Question for those of you who live in northern Michigan: how many times have you been asked, “What’s it like here in the winter?” Soon we’ll be able to answer, “Read Jerry Dennis’s new book!”
The perspective of The Living Great Lakes was water. Now in The Windward Shore nature writer Dennis stays on land but always close to Great Lakes water, with resulting observations and meditations that are thought-provoking and rich in detail. No, I do not have an advance reading copy, but all of us have a chance to preview a little of the new book in the latest issue of Michigan Quarterly Review, a special issue on the Great Lakes. (There is a lot of other great stuff in this issue, too. I read every page of my copy, start to finish.) Here’s a bit I love from Dennis’s essay entitled “Winter Comes to the Keweenaw” about the Finnish concept of sisu.
It is the Yoopers’ humble anthem, adopted by those who have survived a single winter as readily as those whose ancestors immigrated to work in the copper and iron mines. It is stoicism stripped of its philosopher’s robe and dressed in a Woolrich coat and Packers’ cap, with a chainsaw in the back of the pickup and a snowmobile rusting all summer in the yard. It means sticking to a job until it is finished, no matter how difficult it is or how long it takes, and one of those jobs, the one that requires the greatest endurance and the most courage, is life itself. In a harsh climate and inhospitable land, sisu helps a person get by with dignity.

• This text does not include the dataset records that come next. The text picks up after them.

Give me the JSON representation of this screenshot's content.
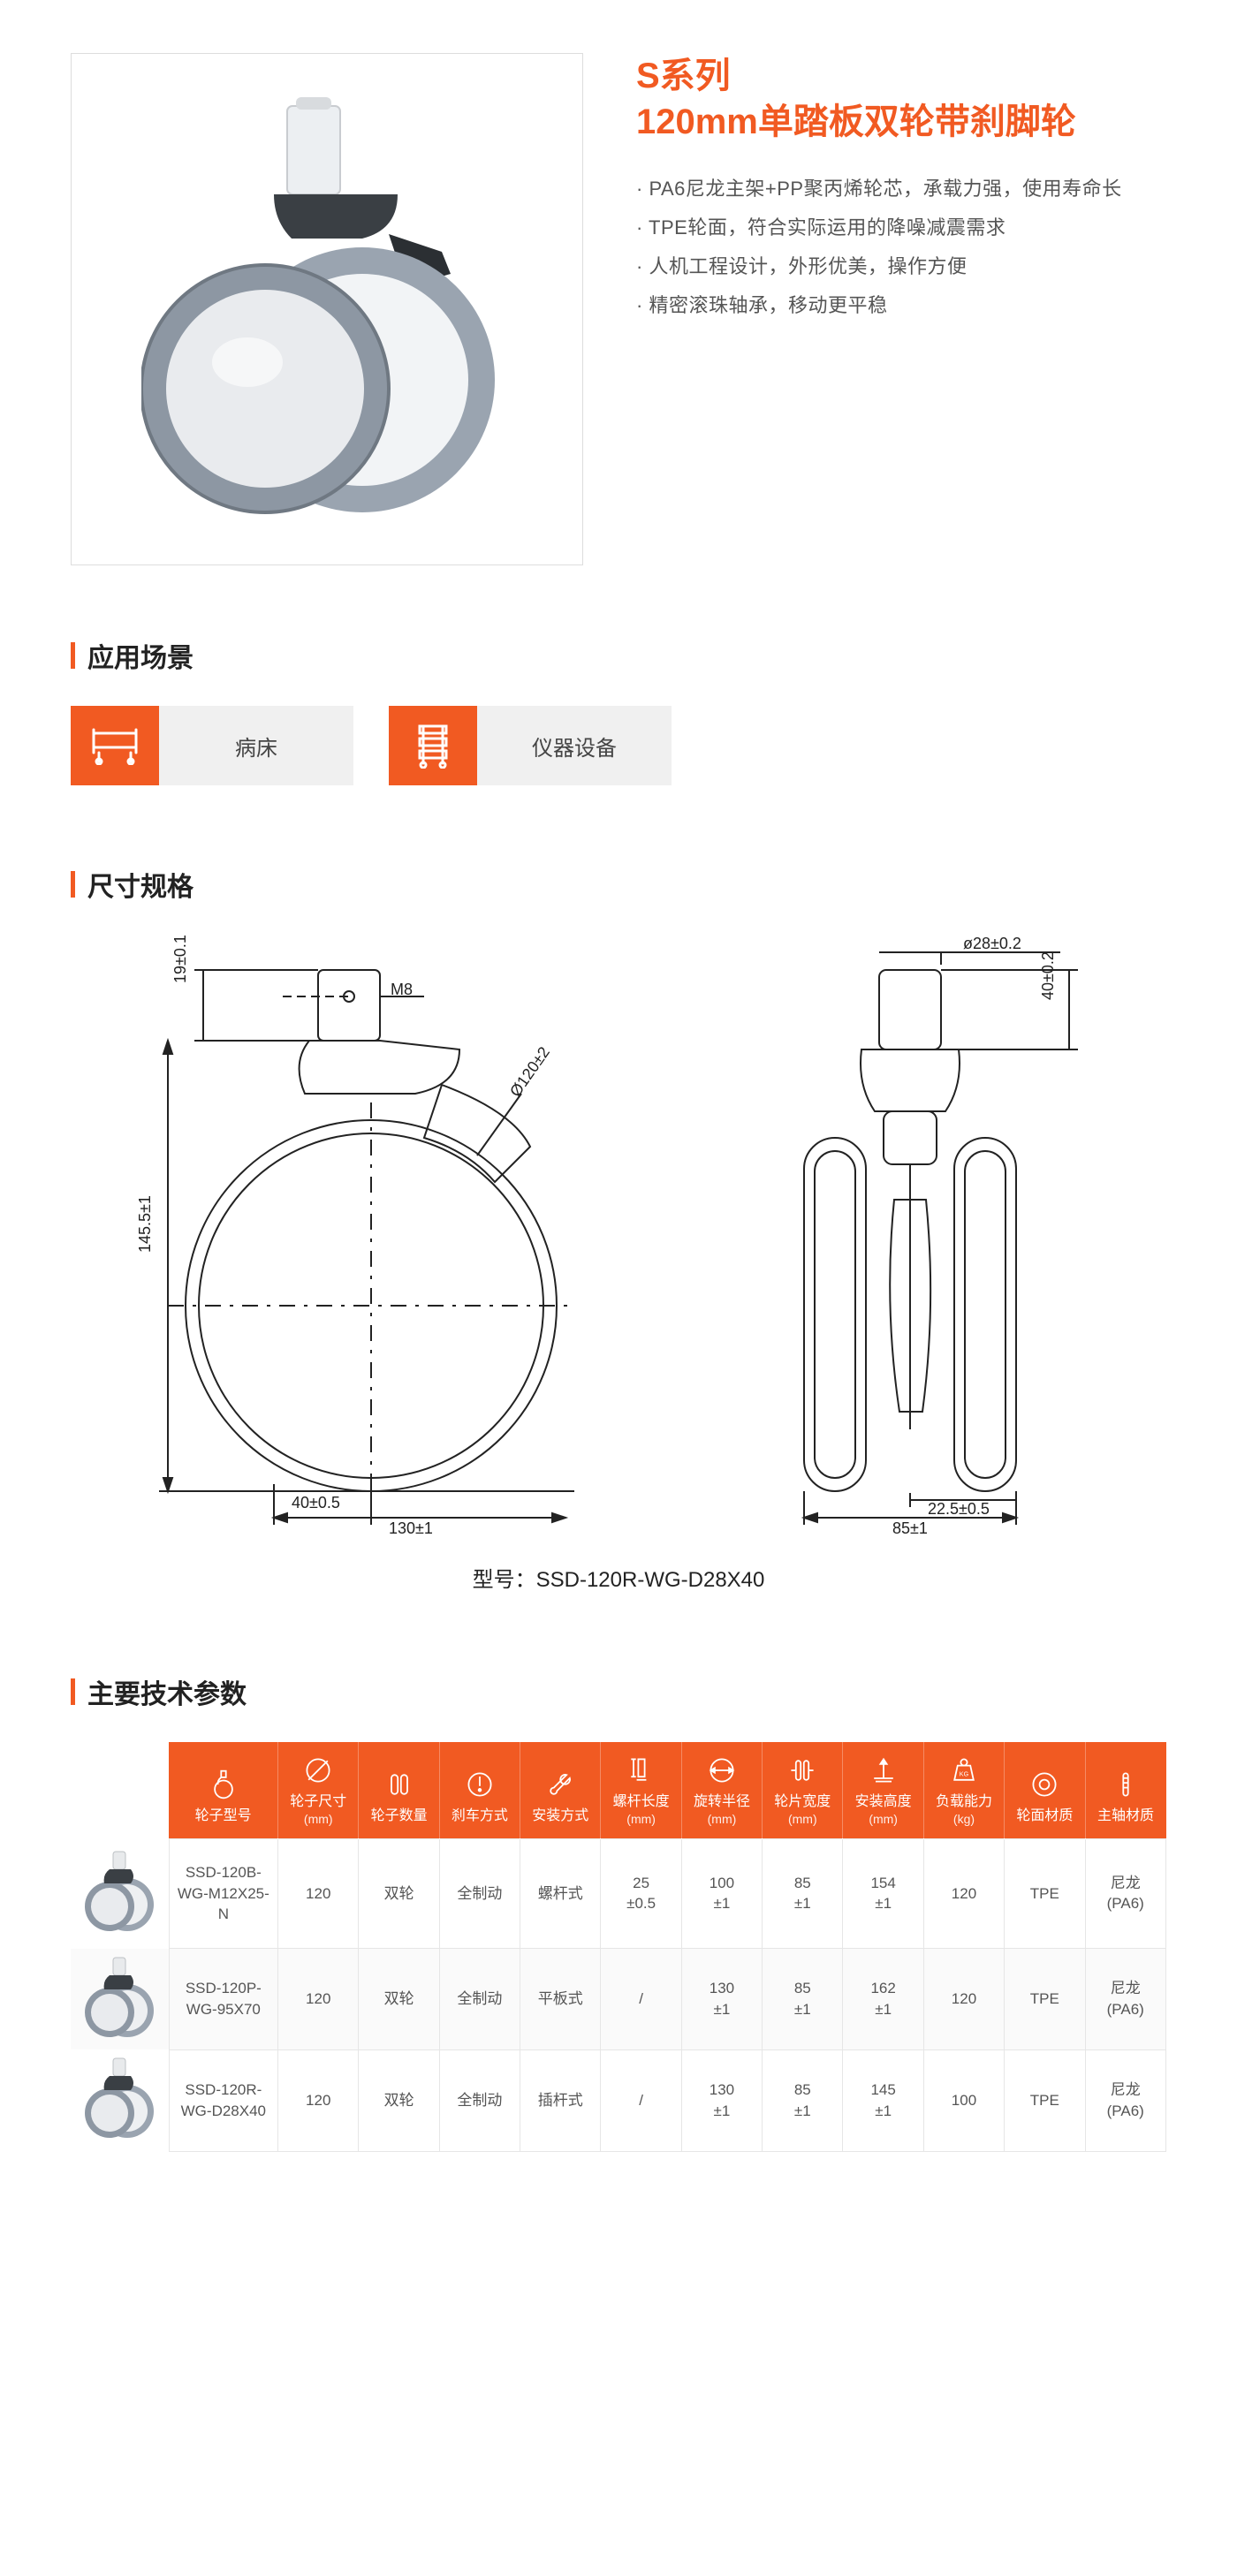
{
  "hero": {
    "series": "S系列",
    "title": "120mm单踏板双轮带刹脚轮",
    "features": [
      "· PA6尼龙主架+PP聚丙烯轮芯，承载力强，使用寿命长",
      "· TPE轮面，符合实际运用的降噪减震需求",
      "· 人机工程设计，外形优美，操作方便",
      "· 精密滚珠轴承，移动更平稳"
    ]
  },
  "colors": {
    "accent": "#F15A22",
    "grey": "#f0f0f0",
    "text": "#333",
    "wheel_tire": "#9aa4b0",
    "wheel_hub": "#f2f4f6",
    "brake": "#2b2f33"
  },
  "sections": {
    "apps": "应用场景",
    "dims": "尺寸规格",
    "tech": "主要技术参数"
  },
  "apps": [
    {
      "icon": "bed",
      "label": "病床"
    },
    {
      "icon": "trolley",
      "label": "仪器设备"
    }
  ],
  "drawing": {
    "model_label": "型号：SSD-120R-WG-D28X40",
    "side": {
      "h_top": "19±0.1",
      "thread": "M8",
      "diameter": "Ø120±2",
      "h_total": "145.5±1",
      "offset": "40±0.5",
      "base_w": "130±1"
    },
    "front": {
      "stem_d": "ø28±0.2",
      "stem_h": "40±0.2",
      "wheel_half": "22.5±0.5",
      "total_w": "85±1"
    }
  },
  "tech": {
    "headers": [
      {
        "label": "轮子型号",
        "unit": ""
      },
      {
        "label": "轮子尺寸",
        "unit": "(mm)"
      },
      {
        "label": "轮子数量",
        "unit": ""
      },
      {
        "label": "刹车方式",
        "unit": ""
      },
      {
        "label": "安装方式",
        "unit": ""
      },
      {
        "label": "螺杆长度",
        "unit": "(mm)"
      },
      {
        "label": "旋转半径",
        "unit": "(mm)"
      },
      {
        "label": "轮片宽度",
        "unit": "(mm)"
      },
      {
        "label": "安装高度",
        "unit": "(mm)"
      },
      {
        "label": "负载能力",
        "unit": "(kg)"
      },
      {
        "label": "轮面材质",
        "unit": ""
      },
      {
        "label": "主轴材质",
        "unit": ""
      }
    ],
    "rows": [
      {
        "model": "SSD-120B-WG-M12X25-N",
        "size": "120",
        "qty": "双轮",
        "brake": "全制动",
        "mount": "螺杆式",
        "screw": "25\n±0.5",
        "radius": "100\n±1",
        "width": "85\n±1",
        "height": "154\n±1",
        "load": "120",
        "surface": "TPE",
        "axle": "尼龙\n(PA6)"
      },
      {
        "model": "SSD-120P-WG-95X70",
        "size": "120",
        "qty": "双轮",
        "brake": "全制动",
        "mount": "平板式",
        "screw": "/",
        "radius": "130\n±1",
        "width": "85\n±1",
        "height": "162\n±1",
        "load": "120",
        "surface": "TPE",
        "axle": "尼龙\n(PA6)"
      },
      {
        "model": "SSD-120R-WG-D28X40",
        "size": "120",
        "qty": "双轮",
        "brake": "全制动",
        "mount": "插杆式",
        "screw": "/",
        "radius": "130\n±1",
        "width": "85\n±1",
        "height": "145\n±1",
        "load": "100",
        "surface": "TPE",
        "axle": "尼龙\n(PA6)"
      }
    ]
  }
}
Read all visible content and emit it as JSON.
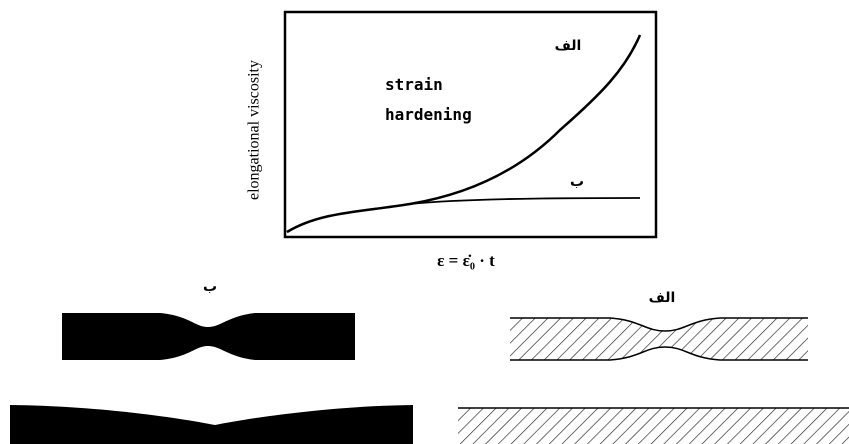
{
  "graph": {
    "y_label": "elongational viscosity",
    "x_label": "ε = ε̇₀ · t",
    "annotation": [
      "strain",
      "hardening"
    ],
    "curve_labels": [
      "الف",
      "ب"
    ]
  },
  "specimens": {
    "labels": [
      "ب",
      "الف"
    ]
  }
}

Here in the northern Lower Peninsula sisu can come in handy, too. It can be helpful long before winter arrives. For instance, a small-town bookseller (not to mention any names) must call on sisu when her first rainy Saturday-of-Labor-Day-weekend morning customer wants to buy a $12 for $10. The bookseller wants to scream and tear her hair out! She wants to ask if the customer thinks she, the bookseller, can get the grocer to lower his prices to suit her desire for a bargain! She wants to suggest, sarcastically, that if the customer wants a $10 book, the store has plenty of $10 books (and cheaper) in stock! But no, she pushes down the irritation and smiles, telling him simply that the price is $12. He buys the book and goes on his way, while the bookseller writes out a check for a donation to Miles for Mammograms, the annual Alice Busby Walk going forward today in much less-than-ideal walking weather, Because Walk organizers and participants have dredged up their sisu today, and can the bookseller do less?
And so the day goes on with dignity and fortitude, and an hour later the bookstore is filled with happy, laughing browsers and customers. . . here on the shore of Grand Traverse Bay on Lake Michigan as summer segues into fall. Happy Labor Day, whether you're working or have the holiday off!